For reasons that will become apparent in 2015, I was digging around this morning about Philip Roth’s The Counterlife, and I ran into this luscious paragraph, which opens William Gass’s review of the novel in the New York Times, January 04, 1987.
THERE have been thousands of different drawings of the world, many maps made of reality. Each puts the gods, the good, the false and the true in a different place. They cannot each be correct – there are too many counterclaims – yet society after society has sailed to greatness (not simply to the doom they also doomed themselves to) following these false charts, these fictions that have been projected upon the planet.

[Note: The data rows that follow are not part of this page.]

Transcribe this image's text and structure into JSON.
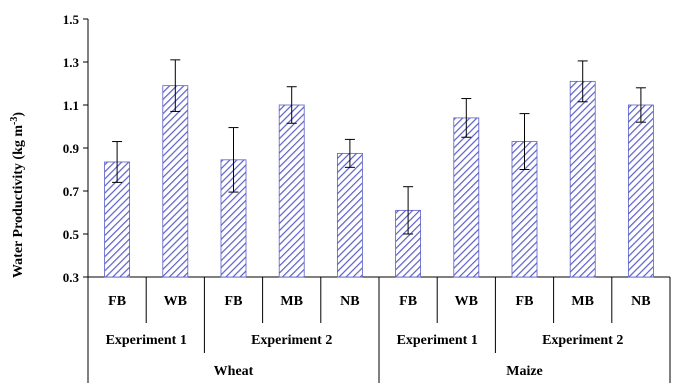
{
  "chart_data": {
    "type": "bar",
    "ylabel": "Water Productivity (kg m",
    "ylabel_sup": "-3",
    "ylabel_close": ")",
    "ylim": [
      0.3,
      1.5
    ],
    "yticks": [
      "0.3",
      "0.5",
      "0.7",
      "0.9",
      "1.1",
      "1.3",
      "1.5"
    ],
    "categories": [
      "FB",
      "WB",
      "FB",
      "MB",
      "NB",
      "FB",
      "WB",
      "FB",
      "MB",
      "NB"
    ],
    "values": [
      0.835,
      1.19,
      0.845,
      1.1,
      0.875,
      0.61,
      1.04,
      0.93,
      1.21,
      1.1
    ],
    "errors": [
      0.095,
      0.12,
      0.15,
      0.085,
      0.065,
      0.11,
      0.09,
      0.13,
      0.095,
      0.08
    ],
    "bar_color": "#5b5fc7",
    "groups": [
      {
        "label": "Experiment 1",
        "start": 0,
        "count": 2
      },
      {
        "label": "Experiment 2",
        "start": 2,
        "count": 3
      },
      {
        "label": "Experiment 1",
        "start": 5,
        "count": 2
      },
      {
        "label": "Experiment 2",
        "start": 7,
        "count": 3
      }
    ],
    "crops": [
      {
        "label": "Wheat",
        "start": 0,
        "count": 5
      },
      {
        "label": "Maize",
        "start": 5,
        "count": 5
      }
    ],
    "grid": false,
    "legend": "none"
  }
}
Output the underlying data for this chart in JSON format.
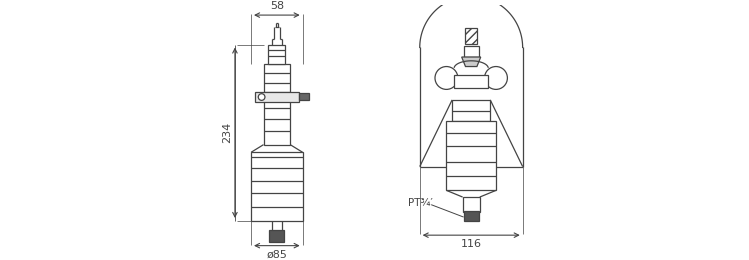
{
  "background": "#ffffff",
  "line_color": "#444444",
  "dim_color": "#444444",
  "fig_width": 7.49,
  "fig_height": 2.6,
  "dpi": 100,
  "dim_58_text": "58",
  "dim_234_text": "234",
  "dim_85_text": "ø85",
  "dim_116_text": "116",
  "dim_PT_text": "PT¾′"
}
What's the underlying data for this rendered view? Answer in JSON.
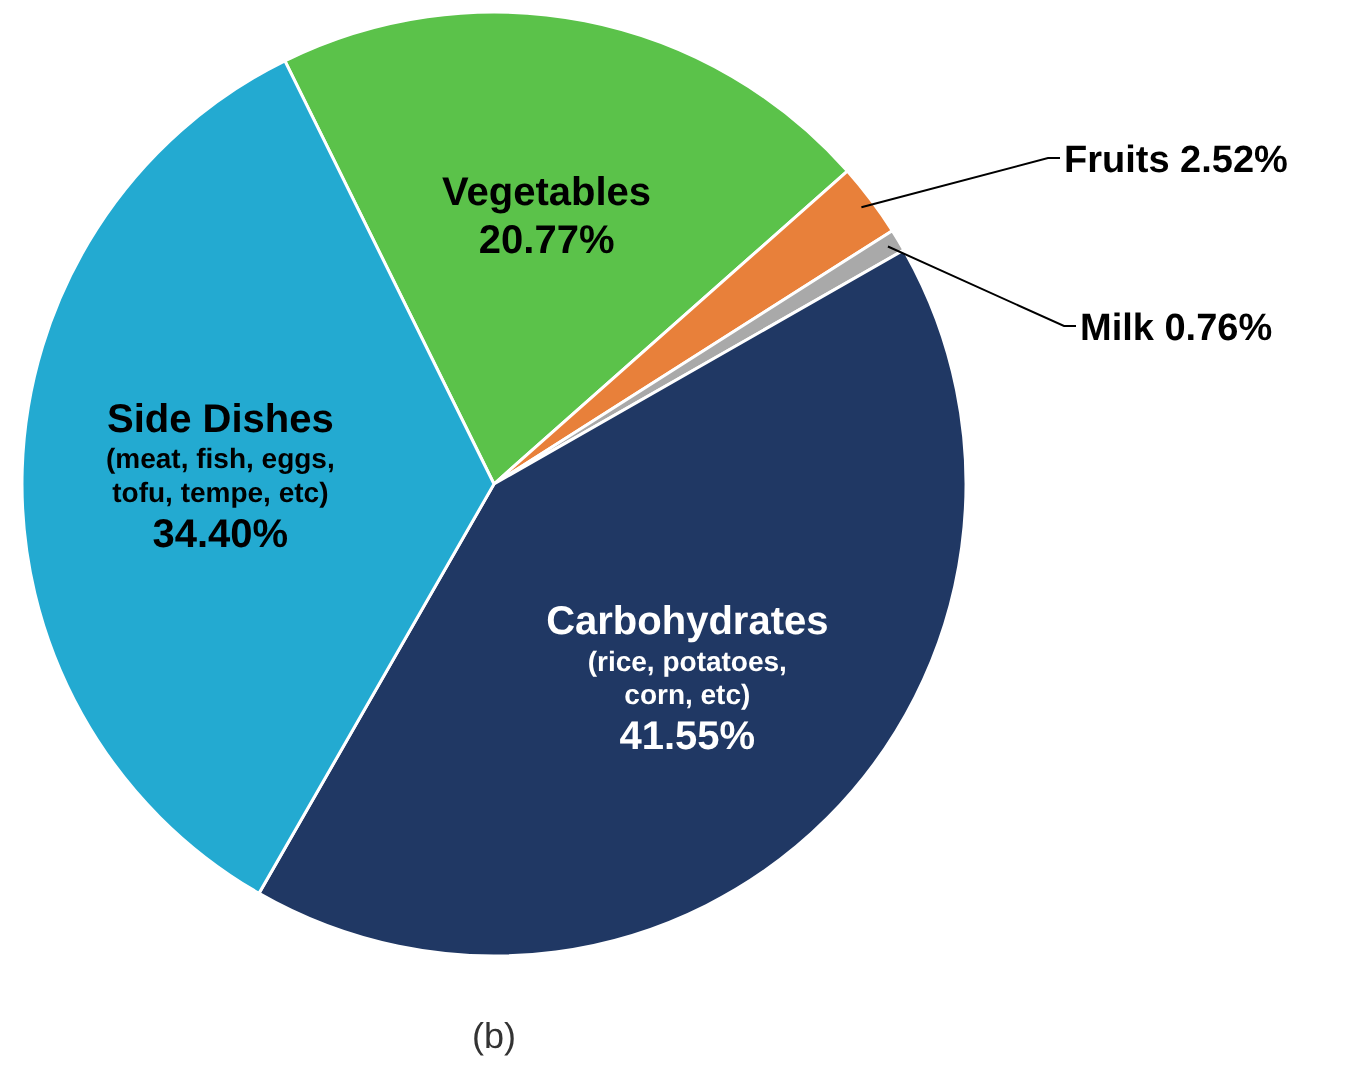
{
  "chart_data": {
    "type": "pie",
    "categories": [
      "Vegetables",
      "Fruits",
      "Milk",
      "Carbohydrates\n(rice, potatoes,\ncorn, etc)",
      "Side Dishes\n(meat, fish, eggs,\ntofu, tempe, etc)"
    ],
    "values": [
      20.77,
      2.52,
      0.76,
      41.55,
      34.4
    ],
    "value_labels": [
      "20.77%",
      "2.52%",
      "0.76%",
      "41.55%",
      "34.40%"
    ],
    "colors": [
      "#5bc24a",
      "#e8803a",
      "#a9a9a9",
      "#203864",
      "#23aad1"
    ],
    "annotations": [
      "(b)"
    ]
  }
}
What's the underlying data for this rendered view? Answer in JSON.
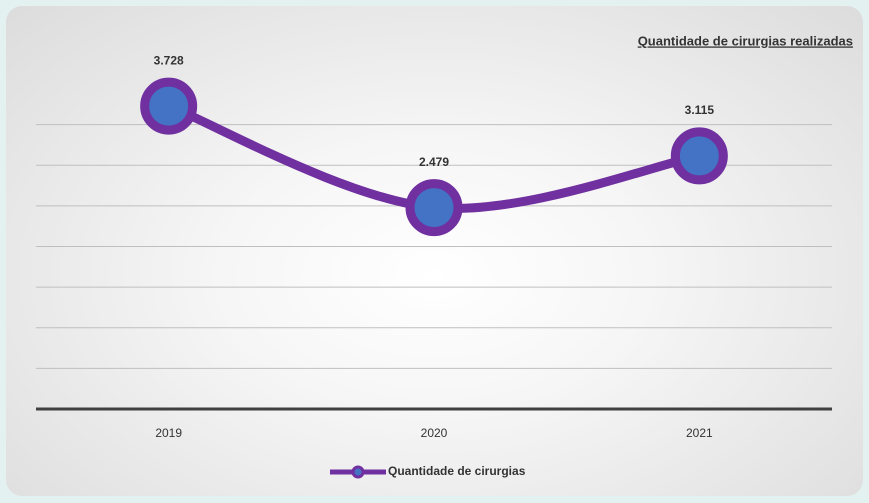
{
  "chart_data": {
    "type": "line",
    "title": "Quantidade de cirurgias realizadas",
    "categories": [
      "2019",
      "2020",
      "2021"
    ],
    "series": [
      {
        "name": "Quantidade de cirurgias",
        "color": "#7030a0",
        "marker_color": "#4472c4",
        "values": [
          3728,
          2479,
          3115
        ],
        "value_labels": [
          "3.728",
          "2.479",
          "3.115"
        ]
      }
    ],
    "ylim": [
      0,
      4000
    ],
    "yticks": [
      0,
      500,
      1000,
      1500,
      2000,
      2500,
      3000,
      3500
    ],
    "grid": true,
    "legend": "bottom"
  }
}
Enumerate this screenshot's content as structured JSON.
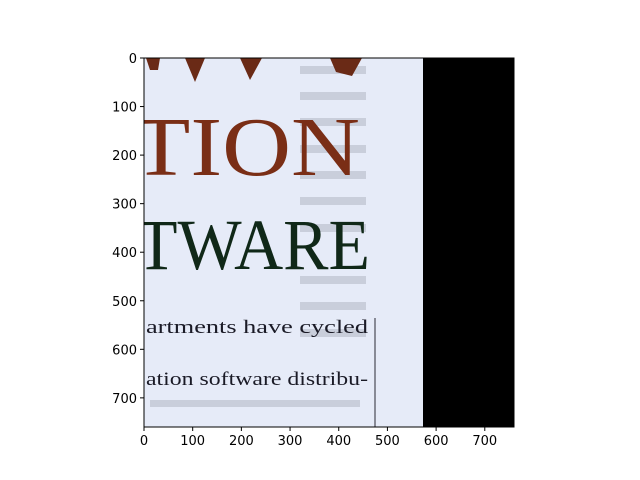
{
  "figure": {
    "x_ticks": [
      "0",
      "100",
      "200",
      "300",
      "400",
      "500",
      "600",
      "700"
    ],
    "y_ticks": [
      "0",
      "100",
      "200",
      "300",
      "400",
      "500",
      "600",
      "700"
    ],
    "x_tick_values": [
      0,
      100,
      200,
      300,
      400,
      500,
      600,
      700
    ],
    "y_tick_values": [
      0,
      100,
      200,
      300,
      400,
      500,
      600,
      700
    ],
    "x_range": [
      0,
      760
    ],
    "y_range": [
      760,
      0
    ]
  },
  "image": {
    "headline_line_1": "TION",
    "headline_line_2": "TWARE",
    "body_line_1": "artments  have  cycled",
    "body_line_2": "ation software distribu-",
    "colors": {
      "page": "#e6ebf8",
      "headline_1": "#7a2e16",
      "headline_2": "#102818",
      "body_text": "#1a1a26",
      "black_band": "#000000"
    }
  }
}
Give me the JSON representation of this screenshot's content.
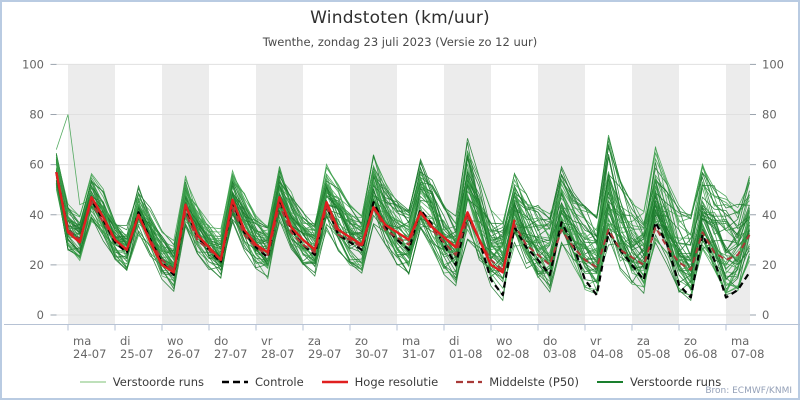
{
  "header": {
    "title": "Windstoten (km/uur)",
    "subtitle": "Twenthe, zondag 23 juli 2023 (Versie zo 12 uur)"
  },
  "source": "Bron: ECMWF/KNMI",
  "chart_data": {
    "type": "line",
    "title": "Windstoten (km/uur)",
    "subtitle": "Twenthe, zondag 23 juli 2023 (Versie zo 12 uur)",
    "ylabel": "",
    "ylim": [
      0,
      100
    ],
    "yticks": [
      0,
      20,
      40,
      60,
      80,
      100
    ],
    "grid": true,
    "legend_position": "bottom",
    "x": {
      "start": "zo 23-07 18:00",
      "end": "ma 07-08 12:00",
      "step_hours": 6,
      "points": 60,
      "days": [
        {
          "dow": "ma",
          "date": "24-07"
        },
        {
          "dow": "di",
          "date": "25-07"
        },
        {
          "dow": "wo",
          "date": "26-07"
        },
        {
          "dow": "do",
          "date": "27-07"
        },
        {
          "dow": "vr",
          "date": "28-07"
        },
        {
          "dow": "za",
          "date": "29-07"
        },
        {
          "dow": "zo",
          "date": "30-07"
        },
        {
          "dow": "ma",
          "date": "31-07"
        },
        {
          "dow": "di",
          "date": "01-08"
        },
        {
          "dow": "wo",
          "date": "02-08"
        },
        {
          "dow": "do",
          "date": "03-08"
        },
        {
          "dow": "vr",
          "date": "04-08"
        },
        {
          "dow": "za",
          "date": "05-08"
        },
        {
          "dow": "zo",
          "date": "06-08"
        },
        {
          "dow": "ma",
          "date": "07-08"
        }
      ]
    },
    "series": [
      {
        "name": "Controle",
        "style": "dashed",
        "color": "#000000",
        "width": 2.2,
        "values": [
          57,
          34,
          30,
          46,
          38,
          29,
          25,
          41,
          30,
          21,
          16,
          43,
          31,
          26,
          21,
          45,
          33,
          27,
          23,
          46,
          34,
          28,
          24,
          44,
          32,
          29,
          26,
          45,
          35,
          30,
          26,
          42,
          36,
          28,
          20,
          40,
          30,
          14,
          8,
          35,
          27,
          22,
          16,
          37,
          28,
          14,
          8,
          33,
          26,
          20,
          14,
          37,
          28,
          12,
          7,
          32,
          22,
          7,
          10,
          17
        ]
      },
      {
        "name": "Hoge resolutie",
        "style": "solid",
        "color": "#e01f1f",
        "width": 2.4,
        "values": [
          57,
          33,
          29,
          47,
          39,
          30,
          26,
          40,
          29,
          20,
          17,
          44,
          32,
          27,
          22,
          46,
          34,
          28,
          25,
          47,
          35,
          30,
          26,
          45,
          34,
          31,
          28,
          43,
          36,
          33,
          30,
          41,
          35,
          31,
          27,
          41,
          30,
          20,
          17,
          38
        ]
      },
      {
        "name": "Middelste (P50)",
        "style": "dashed",
        "color": "#a93a38",
        "width": 2.0,
        "values": [
          57,
          34,
          30,
          45,
          37,
          30,
          26,
          40,
          30,
          22,
          18,
          41,
          30,
          26,
          22,
          43,
          32,
          27,
          24,
          44,
          33,
          28,
          25,
          43,
          32,
          30,
          27,
          43,
          34,
          31,
          28,
          41,
          34,
          29,
          24,
          39,
          30,
          22,
          18,
          36,
          28,
          24,
          20,
          34,
          27,
          22,
          19,
          34,
          26,
          23,
          20,
          35,
          27,
          21,
          18,
          33,
          25,
          22,
          24,
          32
        ]
      }
    ],
    "ensemble": {
      "name": "Verstoorde runs",
      "count": 50,
      "colors": [
        "#3fa04d",
        "#1d7a2e"
      ],
      "width": 0.8,
      "outlier_start": [
        66,
        80,
        44
      ],
      "envelope_min": [
        51,
        26,
        22,
        38,
        30,
        22,
        18,
        32,
        24,
        14,
        10,
        34,
        24,
        18,
        14,
        36,
        26,
        18,
        15,
        36,
        26,
        20,
        16,
        34,
        26,
        20,
        17,
        36,
        27,
        20,
        16,
        34,
        26,
        16,
        12,
        30,
        22,
        8,
        6,
        26,
        18,
        12,
        9,
        28,
        20,
        10,
        7,
        26,
        18,
        12,
        9,
        28,
        20,
        9,
        6,
        26,
        18,
        8,
        10,
        22
      ],
      "envelope_max": [
        64,
        44,
        40,
        56,
        50,
        40,
        36,
        52,
        44,
        34,
        30,
        56,
        46,
        38,
        34,
        58,
        48,
        40,
        36,
        60,
        50,
        42,
        38,
        60,
        52,
        44,
        40,
        64,
        54,
        46,
        42,
        62,
        54,
        44,
        40,
        72,
        56,
        42,
        38,
        58,
        48,
        44,
        40,
        60,
        50,
        44,
        40,
        72,
        54,
        46,
        42,
        68,
        54,
        44,
        40,
        60,
        52,
        48,
        44,
        56
      ],
      "seed": 42
    },
    "legend": [
      {
        "label": "Verstoorde runs",
        "color": "#a9d6a4",
        "dash": false,
        "width": 1.6
      },
      {
        "label": "Controle",
        "color": "#000000",
        "dash": true,
        "width": 2.4
      },
      {
        "label": "Hoge resolutie",
        "color": "#e01f1f",
        "dash": false,
        "width": 2.6
      },
      {
        "label": "Middelste (P50)",
        "color": "#a93a38",
        "dash": true,
        "width": 2.2
      },
      {
        "label": "Verstoorde runs",
        "color": "#1a7f2e",
        "dash": false,
        "width": 2.0
      }
    ],
    "colors": {
      "band": "#ececec",
      "grid": "#e0e0e0",
      "axis_line": "#b6c2d4",
      "tick": "#9aa3ad",
      "tick_label": "#666666"
    }
  }
}
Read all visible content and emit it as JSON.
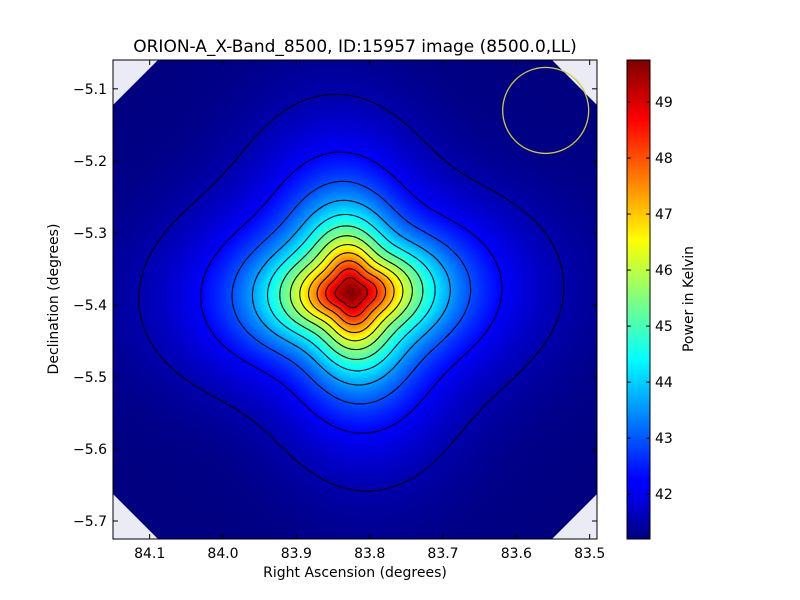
{
  "chart_data": {
    "type": "heatmap",
    "title": "ORION-A_X-Band_8500, ID:15957 image (8500.0,LL)",
    "xlabel": "Right Ascension (degrees)",
    "ylabel": "Declination (degrees)",
    "colorbar_label": "Power in Kelvin",
    "colormap": "jet",
    "xlim": [
      84.15,
      83.49
    ],
    "ylim": [
      -5.725,
      -5.06
    ],
    "x_ticks": [
      {
        "value": 84.1,
        "label": "84.1"
      },
      {
        "value": 84.0,
        "label": "84.0"
      },
      {
        "value": 83.9,
        "label": "83.9"
      },
      {
        "value": 83.8,
        "label": "83.8"
      },
      {
        "value": 83.7,
        "label": "83.7"
      },
      {
        "value": 83.6,
        "label": "83.6"
      },
      {
        "value": 83.5,
        "label": "83.5"
      }
    ],
    "y_ticks": [
      {
        "value": -5.1,
        "label": "−5.1"
      },
      {
        "value": -5.2,
        "label": "−5.2"
      },
      {
        "value": -5.3,
        "label": "−5.3"
      },
      {
        "value": -5.4,
        "label": "−5.4"
      },
      {
        "value": -5.5,
        "label": "−5.5"
      },
      {
        "value": -5.6,
        "label": "−5.6"
      },
      {
        "value": -5.7,
        "label": "−5.7"
      }
    ],
    "colorbar_range": [
      41.2,
      49.75
    ],
    "colorbar_ticks": [
      {
        "value": 42,
        "label": "42"
      },
      {
        "value": 43,
        "label": "43"
      },
      {
        "value": 44,
        "label": "44"
      },
      {
        "value": 45,
        "label": "45"
      },
      {
        "value": 46,
        "label": "46"
      },
      {
        "value": 47,
        "label": "47"
      },
      {
        "value": 48,
        "label": "48"
      },
      {
        "value": 49,
        "label": "49"
      }
    ],
    "peak": {
      "ra": 83.825,
      "dec": -5.383,
      "value": 49.75
    },
    "background_level": 41.2,
    "beam_circle": {
      "ra": 83.56,
      "dec": -5.13,
      "color": "#cccc33"
    },
    "contour_count": 12
  }
}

And the planet, like the great screen of a drive-in movie, accepts them all, lighted by the illusions of passion, for as long as the passions last. If so, then our lives are made of fictions, beliefs we construct and then dwell in like a beach house in Malibu. When we change our life – one of the central themes of Philip Roth’s magnificent new novel, a remarkable change of direction itself – we recreate ”a counterlife that is one’s own anti-myth,” as Mr. Roth’s protagonist, Nathan Zuckerman, surmises.
And later:
These are a few of the questions Philip Roth’s latest novel considers, turning them round like meat on a spit. With respect to his own past as an author, there are many questions – the hedges, qualifications, objections entertained by critics – to which it gives a resounding answer. ”The Counterlife,” it seems to me, constitutes a fulfillment of tendencies, a successful integration of themes, and the final working through of obsessions that have previously troubled if not marred his work. I hope it felt, as Mr. Roth wrote it, like a triumph, because that is certainly how it reads to me.
I’m with Gass every step of the way on this. Highly recommended, both review and book.